To the newer folks in this D-World, I point to the amazing changes that have taken place in just the last 20 years. Glucose meters and tight control. A vast array of insulins to choose from and to mix to find the best way to treat your unique diabetes situation (and they are all unique). Pumps and CGMS (which are only going to get smarter and smarter). Anyone who use to have to give their small child NPH and Regular, wait exactly 30 minutes and then FORCE them to eat exactly what they’d been given the shot for can tell you: the times they have a-changed.
We can also look toward better and better long-term statistics for our loved ones with diabetes. Blindness and amputations are going to be rare in the future (I believe!). The life-span of a person growing up with Type 1 is getting closer and closer to that of a person without it.
Yes: My daughter’s life is incredibly difficult. Everything: every bite, every move she makes must be studied and planned for. She has highs that make her sick to her stomach and lows that are shaky, scary and dangerous. She has to lug a medical kit with her everywhere she goes. She cannot go a day (or even a few hours) without thinking about diabetes. And I want that changed. I want her cured.

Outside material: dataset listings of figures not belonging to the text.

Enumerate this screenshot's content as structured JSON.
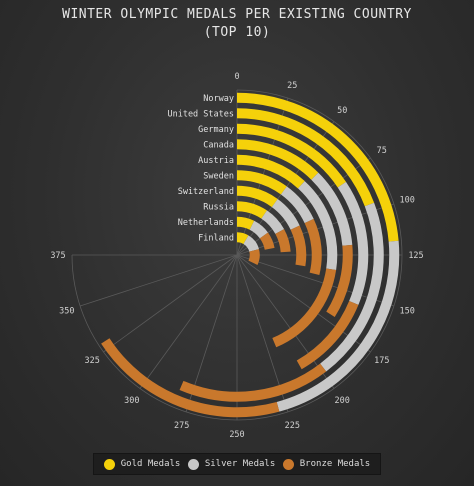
{
  "title_line1": "WINTER OLYMPIC MEDALS PER EXISTING COUNTRY",
  "title_line2": "(TOP 10)",
  "colors": {
    "gold": "#f5d10a",
    "silver": "#c8c8c8",
    "bronze": "#c9782c",
    "background": "#2f2f2f"
  },
  "legend": {
    "gold": "Gold Medals",
    "silver": "Silver Medals",
    "bronze": "Bronze Medals"
  },
  "chart_data": {
    "type": "radial-stacked-bar",
    "title": "WINTER OLYMPIC MEDALS PER EXISTING COUNTRY (TOP 10)",
    "scale_max": 375,
    "ticks": [
      0,
      25,
      50,
      75,
      100,
      125,
      150,
      175,
      200,
      225,
      250,
      275,
      300,
      325,
      350,
      375
    ],
    "categories": [
      "Norway",
      "United States",
      "Germany",
      "Canada",
      "Austria",
      "Sweden",
      "Switzerland",
      "Russia",
      "Netherlands",
      "Finland"
    ],
    "series": [
      {
        "name": "Gold Medals",
        "key": "gold",
        "values": [
          118,
          96,
          78,
          62,
          59,
          50,
          50,
          47,
          37,
          42
        ]
      },
      {
        "name": "Silver Medals",
        "key": "silver",
        "values": [
          111,
          102,
          78,
          56,
          78,
          40,
          40,
          38,
          38,
          62
        ]
      },
      {
        "name": "Bronze Medals",
        "key": "bronze",
        "values": [
          100,
          84,
          53,
          52,
          81,
          54,
          48,
          35,
          35,
          57
        ]
      }
    ]
  }
}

But hope – honest-to-goodness hope based on respected and proven research out there, continues to fuel her and me. The other day while visiting her at college was the first time she told me she’s actually completely pumped (pun intended) about the possibility of the APP coming to fruition. Right now, that’s the hope she can fill her tank on. She also talked about realizing she probably still has a few functioning beta cells, and the hope that regeneration might help create more one day in the future. It’s not here today, but the hope, for her, is here today. And it’s based in reality.
So I guess sharing information, even if it is to disprove something a person might thing, is really a positive step. There is so much to look toward and be hopeful for, and as long as when educating someone on what we know points them to hopeful things, I think it’s not a Debbie Downer at all.
Hope’s not everything, but it’s something. And in my view, it’s better than false hope.